Author: Express news service
Publication: The Indian Express
Date: May 29, 2009
URL: http://www.indianexpress.com/news/farewell-gift-to-nationinlaw...-pm-sonia-guilty-says-bjp/452443/0
Describing the withdrawal of the Interpol
Red Corner Notice by the CBI against Italian businessman and Bofors suspect
Ottavio Quattrocchi as "the last nail in the coffin of the judicial process
in the Bofors scandal", NDA prime ministerial candidate L K Advani said
he considered both Prime Minister Manmohan Singh and Congress president Sonia
Gandhi "guilty" and promised to "examine the Quattrocchi issue
if voted to power".
Reacting to The Indian Express report on the
CBI decision not to proceed against Quattrocchi, Advani told reporters in
Ahmedabad that Singh and Gandhi were "directly responsible" for
this and other "shameful acts of misuse of government institutions".
He said voters would punish the Congress the same way as they did in 1989
when the Bofors issue swept Rajiv Gandhi out of power.
Advani said the Quattrocchi affair showed
that the UPA was "not confident of returning to power" and, therefore,
"could not put on hold such an important decision" until the next
government took over. He said "all this amounts to a conspiracy to bury
the truth about Bofors".
"I consider both the Prime Minister and
Congress president guilty (of the withdrawal of the RCN)... His (PM's) silence
over the past five years on the systematic misuse of the CBI and the Law Ministry
confirms his guilt. It also confirms my assessment that he is a weak and unworthy
Prime Minister who had devalued his high office by making it subservient to
the diktats of 10 Janpath," Advani said.
He questioned how the Congress could be trusted
on its promise of bringing back black money to India, alleging that kickbacks
in the Bofors scandal too were deposited in secret Swiss accounts.

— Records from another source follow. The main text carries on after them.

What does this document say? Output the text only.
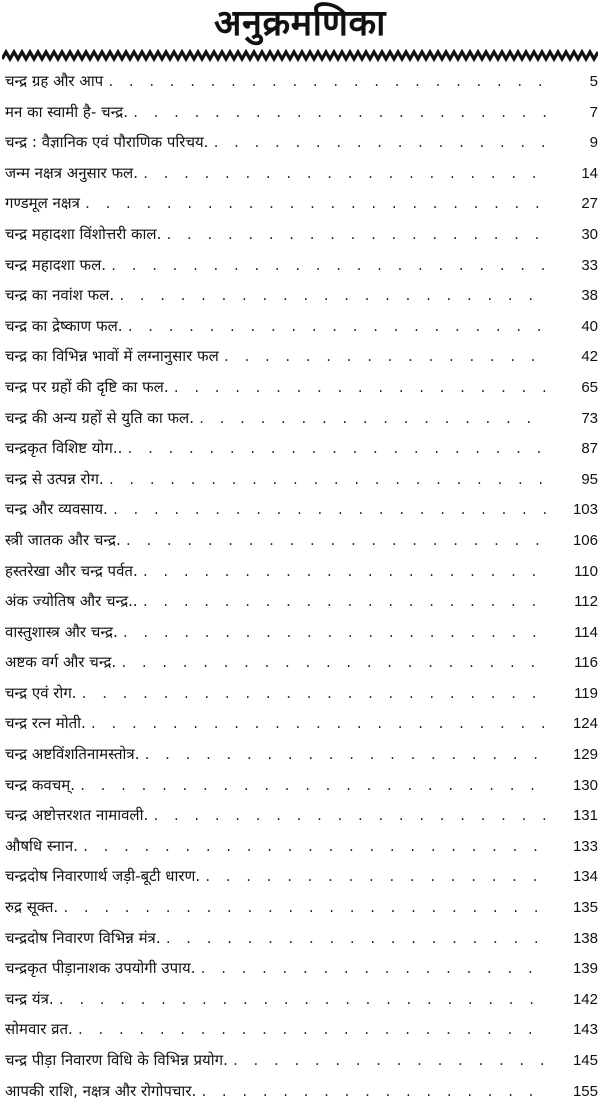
अनुक्रमणिका
चन्द्र ग्रह और आप . . .	5
मन का स्वामी है- चन्द्र. . . .	7
चन्द्र : वैज्ञानिक एवं पौराणिक परिचय. . . .	9
जन्म नक्षत्र अनुसार फल. . . .	14
गण्डमूल नक्षत्र . . .	27
चन्द्र महादशा विंशोत्तरी काल. . . .	30
चन्द्र महादशा फल. . . .	33
चन्द्र का नवांश फल. . . .	38
चन्द्र का द्रेष्काण फल. . . .	40
चन्द्र का विभिन्न भावों में लग्नानुसार फल . . .	42
चन्द्र पर ग्रहों की दृष्टि का फल. . . .	65
चन्द्र की अन्य ग्रहों से युति का फल. . . .	73
चन्द्रकृत विशिष्ट योग.. . . .	87
चन्द्र से उत्पन्न रोग. . . .	95
चन्द्र और व्यवसाय. . . .	103
स्त्री जातक और चन्द्र. . . .	106
हस्तरेखा और चन्द्र पर्वत. . . .	110
अंक ज्योतिष और चन्द्र.. . . .	112
वास्तुशास्त्र और चन्द्र. . . .	114
अष्टक वर्ग और चन्द्र. . . .	116
चन्द्र एवं रोग. . . .	119
चन्द्र रत्न मोती. . . .	124
चन्द्र अष्टविंशतिनामस्तोत्र. . . .	129
चन्द्र कवचम्. . . .	130
चन्द्र अष्टोत्तरशत नामावली. . . .	131
औषधि स्नान. . . .	133
चन्द्रदोष निवारणार्थ जड़ी-बूटी धारण. . . .	134
रुद्र सूक्त. . . .	135
चन्द्रदोष निवारण विभिन्न मंत्र. . . .	138
चन्द्रकृत पीड़ानाशक उपयोगी उपाय. . . .	139
चन्द्र यंत्र. . . .	142
सोमवार व्रत. . . .	143
चन्द्र पीड़ा निवारण विधि के विभिन्न प्रयोग. . . .	145
आपकी राशि, नक्षत्र और रोगोपचार. . . .	155
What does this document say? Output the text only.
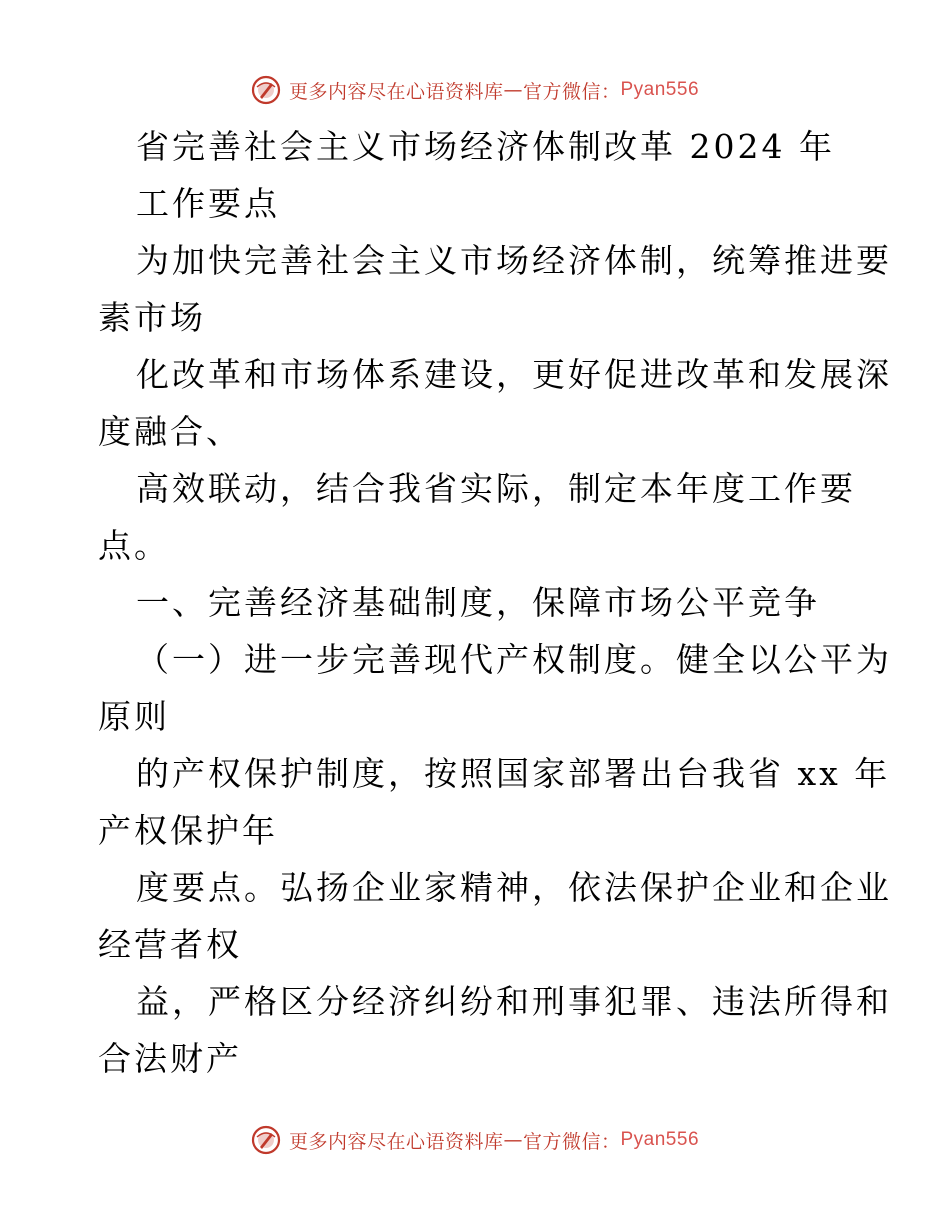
更多内容尽在心语资料库 — 官方微信： Pyan556
省完善社会主义市场经济体制改革 2024 年
工作要点
为加快完善社会主义市场经济体制，统筹推进要
素市场
化改革和市场体系建设，更好促进改革和发展深
度融合、
高效联动，结合我省实际，制定本年度工作要
点。
一、完善经济基础制度，保障市场公平竞争
（一）进一步完善现代产权制度。健全以公平为
原则
的产权保护制度，按照国家部署出台我省 xx 年
产权保护年
度要点。弘扬企业家精神，依法保护企业和企业
经营者权
益，严格区分经济纠纷和刑事犯罪、违法所得和
合法财产
更多内容尽在心语资料库 — 官方微信： Pyan556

In New Delhi, the BJP promised to investigate
the "CBI collusion with its political masters" if voted to power.
"It is time the CBI is made accountable,"
BJP general secretary Arun Jaitley told reporters, saying the agency "deserves
to be investigated" to restore its credibility.
He said the BJP would appoint a commission
headed by a Supreme Court judge to investigate "the collusion of the
CBI with the accused in several sensitive cases and suggest steps to institutionalise
the independence of the CBI."
Jaitley said the RCN had been withdrawn by
the CBI "at the behest of the political establishment and at the cost
of its own credibility." He called it a "farewell gift to the nation-in-law"
by the UPA government. The timing, he said, suggested that the UPA was convinced
it would lose power. "Like most despotic regimes, it is obliging its
friends in the last days of office," he said.
The CBI, Jaitley said, had mastered "the
art of self-goals" and "sabotage in criminal cases involving friends
of the ruling establishment".
On Quattrocchi being let off, he said it was
evident from the CBI "delay in lodging an FIR, delay in sending letters
rogatary, not appealing against an erroneous judgment of the Delhi HC in 2004,
collusion in defreezing his bank account in London, making statements in London
to the Crown Prosecutor that there was no case against him, allowing the statements
to be used against itself in the arrest case in South America and, finally,
the withdrawal of the Red Corner Notice".